While writing is her first love, it wasn’t long after starting in Precision Rifle Series competition that Lara Spanic discovered her true calling. Now, she is an accomplished precision, 3-position and air rifle competitor. Find out what she keeps in her range bag.
What are your first memories of handling a firearm?
My first rifle was a Ruger 10/22, the 50th Anniversary edition. I enjoyed shooting it just for fun. However, it wasn’t until Jim Kauber at The Site let me shoot his scoped precision rifle—an Accuracy International AX308, at 300 yards—that I truly became hooked.
Tell us how you began in competitive shooting?
I began competing in the Precision Rifle Series in 2017, both because it was fun and I realized that when I shot, everything else in the world just faded away. In 2019, I started shooting 3-position and air rifle. I wanted to expand my horizons with a different challenge—PRS requires precision because of the distance, but 3-position and air rifle are in a whole different ballpark. For 3-position, the bullseye is 10.4 mm at 50 meters. In air rifle the bullseye is 0.5 mm at 10 meters. That’s the size of a period in 12-point font.
Please share with us some of your recent shooting accomplishments.
This year I won the ASSA National Intercollegiate Club Smallbore and Air Rifle Championship, which was a big deal for me. I was the Wisconsin State Smallbore Position champion twice in a row—also the first woman to ever win that award. Since July of this year, I have been a nationally ranked competitor in 3-position. I’m also a member of the Forster Pro Staff and have represented the company at SHOT Show in Las Vegas. In addition, I’ve been a precision rifle instructor at The Site since 2021.
What firearms and other gear do you use for competition?
For long-range, I shoot a rifle built by TS Customs chambered in 6XC with a MasterPiece Arms BA Competition chassis, Benchmark barrel, Defiance Deviant action and TriggerTech trigger. I load my own ammunition for longrange as well, using Alpha Munitions brass. All of these companies sponsor me. Without their help, it would be much more difficult to compete. For my other disciplines, I shoot a Walther KK500 for smallbore and a Pardini GPR1 air rifle.
My favorite accessory for long-range is the Area 419 RailChanger. Area 419 has helped me a lot since I started competing. They actually gave me the first RailChanger ever produced— serial number 0001. It’s a plate that attaches to the front of the stock and holds an Armageddon Gear Game Changer bag. It made movement from position to position in PRS matches much easier. In For 3-position and air rifle, I enjoy using the MEC 3D Grip, which is light 3D-printed plastic that wicks moisture and is moldable to your hand with just a little heat.

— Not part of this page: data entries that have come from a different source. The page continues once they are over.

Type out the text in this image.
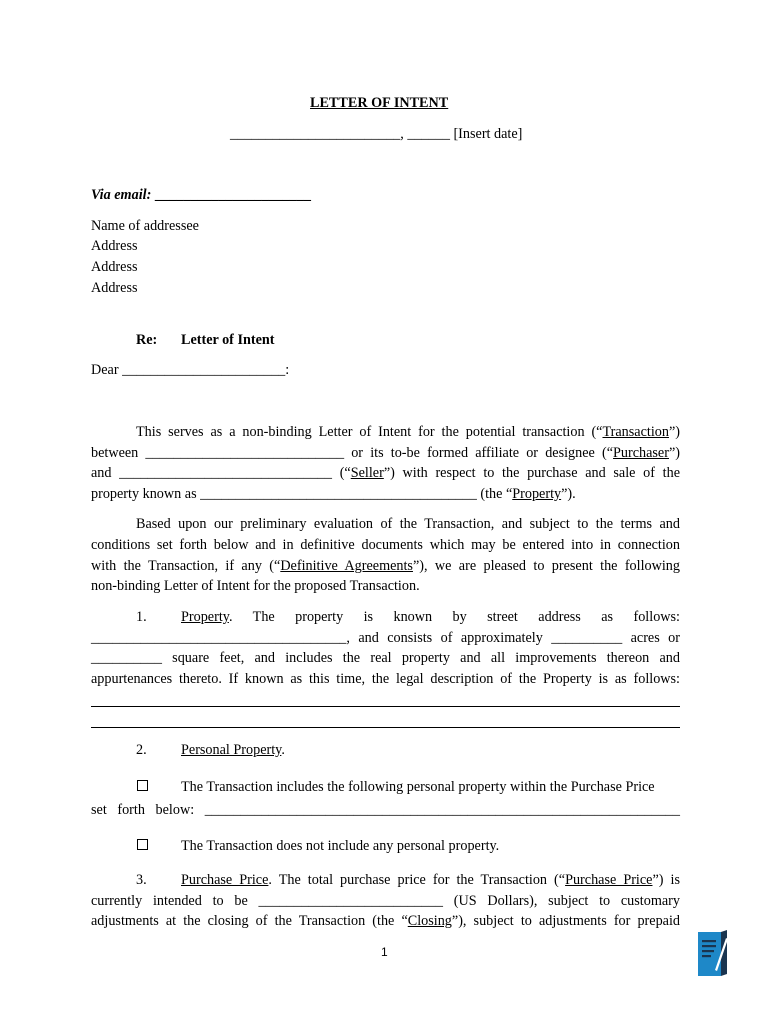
LETTER OF INTENT
________________________, ______ [Insert date]
Via email: ______________________
Name of addressee
Address
Address
Address
Re: Letter of Intent
Dear _______________________:
This serves as a non-binding Letter of Intent for the potential transaction (“Transaction”)
between ____________________________ or its to-be formed affiliate or designee (“Purchaser”)
and ______________________________ (“Seller”) with respect to the purchase and sale of the
property known as _______________________________________ (the “Property”).
Based upon our preliminary evaluation of the Transaction, and subject to the terms and
conditions set forth below and in definitive documents which may be entered into in connection
with the Transaction, if any (“Definitive Agreements”), we are pleased to present the following
non-binding Letter of Intent for the proposed Transaction.
1. Property. The property is known by street address as follows:
____________________________________, and consists of approximately __________ acres or
__________ square feet, and includes the real property and all improvements thereon and
appurtenances thereto. If known as this time, the legal description of the Property is as follows:
2. Personal Property.
The Transaction includes the following personal property within the Purchase Price
set forth below: ___________________________________________________________________
The Transaction does not include any personal property.
3. Purchase Price. The total purchase price for the Transaction (“Purchase Price”) is
currently intended to be __________________________ (US Dollars), subject to customary
adjustments at the closing of the Transaction (the “Closing”), subject to adjustments for prepaid
1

Tell us about your range bag and what you carry in it besides your firearms?
I use an Ogio for 3-position and air rifle, and an Eberlestock backpack for long-range. The Ogio carries tons of equipment. I’m able to fit everything in it—and trust me, that’s a lot of stuff—with room to spare. The Eberlestock has a scabbard to carry my rifle at matches, and space to fit loads of gear. There’s also a metal support rack at the bottom to help with load-bearing with a full pack.
I store my rifles in separate cases, but in my Ogio, I carry my shooting suit, kneeling roll, boots, shooting stand, ammunition, wrenches and other tools, shooting gloves, spare parts and other accessories. Usually, I also keep a washcloth or two with me, in case I’m shooting in the heat and need to wipe sweat away, paint markers to mark any adjustments, snacks for longer matches or if I need a quick refill before I shoot, plus my notebooks. In my backpack I keep my support bags, such as my Armageddon Gear Game Changer, magazines, ammunition, knee pads, hand warmers for cold matches, Kestrel 5700 wind and weather meter, data book, a thin rain jacket, rain pants and a cover for my gun (rain gear came in handy while I was shooting a match in Florida during a tropical storm), snacks and water.
Regardless of the discipline, if I’m shooting outside in the summer, I also carry sunscreen, bug spray, tick repellant and a cooling cloth. A bout with heat exhaustion once at a match taught me that lesson.
What would you tell someone interested in finding out more about your sport?
If you’re interested in learning more about long-range shooting, I recommend taking a precision rifle course at The Site. For 3-position and air rifle, USA Shooting’s website has information about rules, procedures and competitions. Also visit YouTube, where you will find many recorded Olympic and World Cup final matches to watch and learn from.
Any tips for new shooters?
Focus on the shooting and remember your basics. Trigger pull, natural point of aim, follow-through and focusing on the front sight—not the target. If you pay attention to the fundamentals, everything else will be so much easier.